The best advice I can give you is this, stick with one technology and learn it, build your application and refactor where needed and don’t try to come up with the perfect solution upfront, or you will spend an eternity trying to perfect something that has never worked as opposed to perfecting something that IS working. Once it’s working you will quickly see where things are lacking and pin point the areas that could be better.

Al, and others, I am going to make a new thread shortly, please refer to that one for my response.

Again, don’t let your UI drive your domain.

If there is a requirement is to have associated/linked forums then that’s a requirement, how you display that is a secondary concern.

Indented lists, searchable flat structures, display in a tree structure, etc are all UI elements. How you implement them should be a secondary concern.

Get your domain done, get it persisting and THEN make small modifications to either your repositories and/or domain if your UI is really hindered by the domain.


My first question would be, why on earth would you be creating something such as this within your domain!?

The domain should have nothing to do with your presentation layer and the indent is purely for display.

Secondly, why would you calculate this every time? Seems like such a waste and pointless thing to do…

If Parent had a Depth attribute which is populated when it’s created, the new child would simply be Parent.Depth + 1

The presence of the Id isn’t for querying.
scenario one)

// set the id from the model, gotten via drop down
entity.ForumId = model.ForumId;
// now save. nice and simple. no other entities needed.

scenario two)

// additional property on an entity
public virtual string IndentedTitle
int count = 0;
var parent = Parent;
while (parent != null)
parent = parent.Parent;
return string.Format(“{0} {1}”, new String(‘-’, count * 2), Title).Trim();
// needed in views for DisplayFor(x => x.IndentedTitle);

Produces output like:
Item A
– Item 1
– Item 2
----Sub Item
Item B

So it is actually required that I have both. See?

Only thing I can suggest is taking a look at PLINQO. It is linq to sql that supports any database. But you must have the latest CodeSmith, you could also use the trial version.

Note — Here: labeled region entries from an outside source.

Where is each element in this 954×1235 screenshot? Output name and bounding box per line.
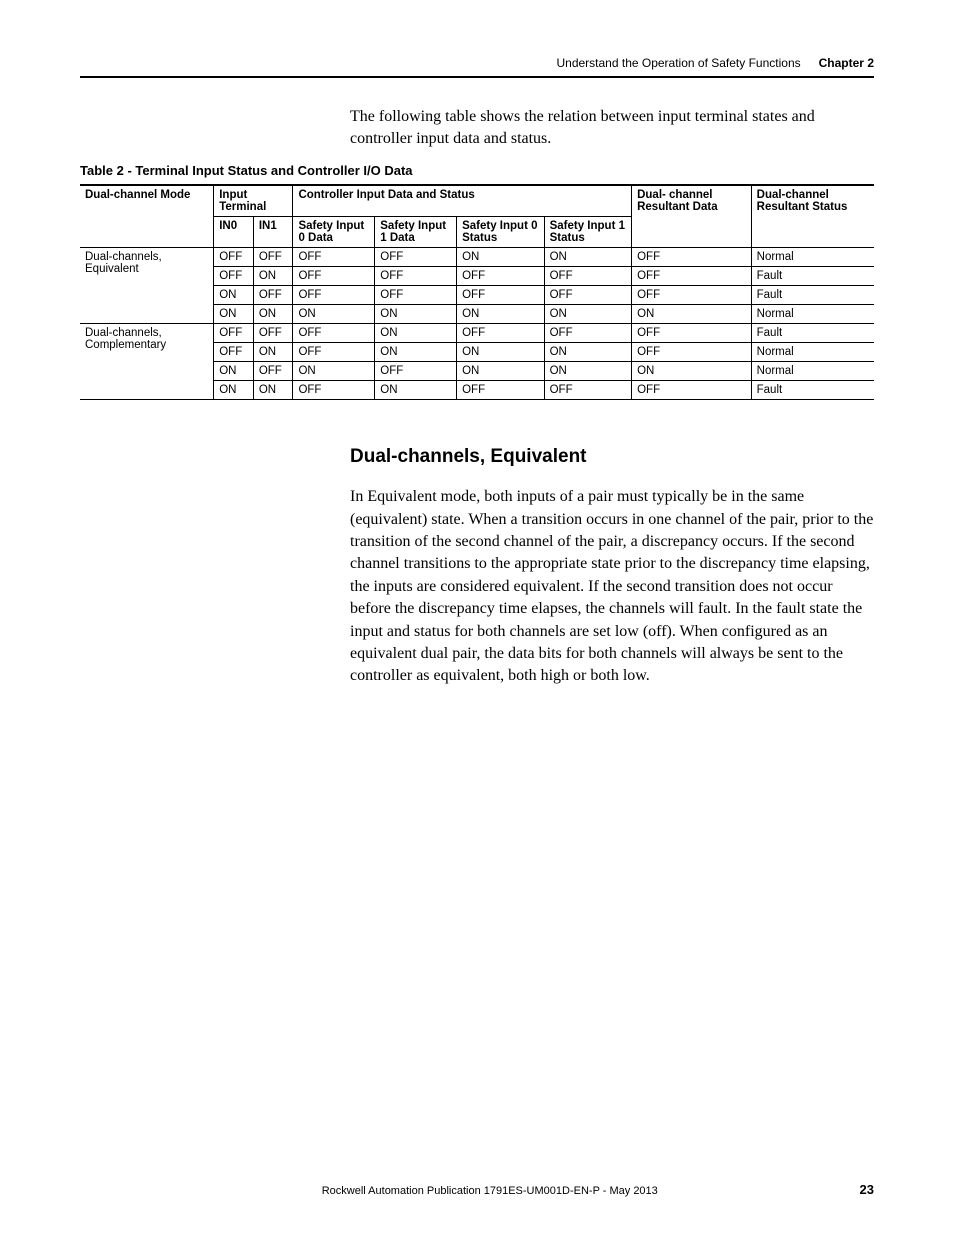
col-s1s: Safety Input 1 Status (544, 217, 632, 248)
cell-in1: ON (253, 267, 293, 286)
footer-publication: Rockwell Automation Publication 1791ES-U… (120, 1185, 860, 1197)
col-mode: Dual-channel Mode (80, 185, 214, 248)
cell-s0d: OFF (293, 267, 375, 286)
mode-cell: Dual-channels, Complementary (80, 324, 214, 400)
cell-in1: OFF (253, 248, 293, 267)
cell-in0: ON (214, 305, 254, 324)
col-s0d: Safety Input 0 Data (293, 217, 375, 248)
cell-rd: OFF (632, 343, 752, 362)
footer-page-number: 23 (860, 1182, 874, 1197)
cell-s1s: OFF (544, 324, 632, 343)
cell-in1: ON (253, 305, 293, 324)
header-section-title: Understand the Operation of Safety Funct… (556, 56, 800, 70)
cell-s1d: ON (375, 343, 457, 362)
cell-s1s: ON (544, 248, 632, 267)
cell-rs: Normal (751, 305, 874, 324)
cell-s0d: OFF (293, 381, 375, 400)
cell-in0: ON (214, 381, 254, 400)
header-chapter: Chapter 2 (819, 56, 874, 70)
cell-rs: Normal (751, 362, 874, 381)
cell-s0d: ON (293, 362, 375, 381)
cell-s0d: OFF (293, 286, 375, 305)
table-row: Dual-channels, ComplementaryOFFOFFOFFONO… (80, 324, 874, 343)
cell-s1s: ON (544, 305, 632, 324)
cell-s1s: OFF (544, 286, 632, 305)
cell-in1: ON (253, 343, 293, 362)
cell-in1: OFF (253, 324, 293, 343)
cell-rs: Normal (751, 248, 874, 267)
section-heading: Dual-channels, Equivalent (350, 446, 874, 468)
cell-rd: ON (632, 305, 752, 324)
col-s0s: Safety Input 0 Status (457, 217, 545, 248)
cell-s1d: ON (375, 381, 457, 400)
cell-in0: OFF (214, 324, 254, 343)
cell-rd: OFF (632, 381, 752, 400)
cell-s1d: ON (375, 324, 457, 343)
cell-rs: Fault (751, 267, 874, 286)
cell-s1s: ON (544, 343, 632, 362)
cell-s1d: OFF (375, 362, 457, 381)
page-footer: Rockwell Automation Publication 1791ES-U… (80, 1182, 874, 1197)
cell-in0: ON (214, 286, 254, 305)
cell-s0s: ON (457, 248, 545, 267)
cell-in0: OFF (214, 343, 254, 362)
cell-rs: Fault (751, 286, 874, 305)
col-dc-result-data: Dual- channel Resultant Data (632, 185, 752, 248)
cell-s1s: OFF (544, 381, 632, 400)
col-s1d: Safety Input 1 Data (375, 217, 457, 248)
col-dc-result-status: Dual-channel Resultant Status (751, 185, 874, 248)
cell-s0s: OFF (457, 381, 545, 400)
io-data-table: Dual-channel Mode Input Terminal Control… (80, 184, 874, 400)
cell-s1d: OFF (375, 248, 457, 267)
table-caption: Table 2 - Terminal Input Status and Cont… (80, 163, 874, 178)
cell-rd: OFF (632, 324, 752, 343)
intro-paragraph: The following table shows the relation b… (350, 106, 874, 149)
cell-rd: ON (632, 362, 752, 381)
cell-s0s: OFF (457, 286, 545, 305)
mode-cell: Dual-channels, Equivalent (80, 248, 214, 324)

Thanks for the concise answer there Stalker.

I took a peek and it looks interesting, though I don’t qualify for the free component that it requires.

And I have a correction to make. On further testing, it appears that EF4 does not, in fact, error out on reassigning a foreign key. Whatever gave me that impression before, had to be a error elsewhere.

So it’s looking like my best fit is to use EF and just handle those few odd scenarios differently than I am now to make sure I don’t save any unwanted changes.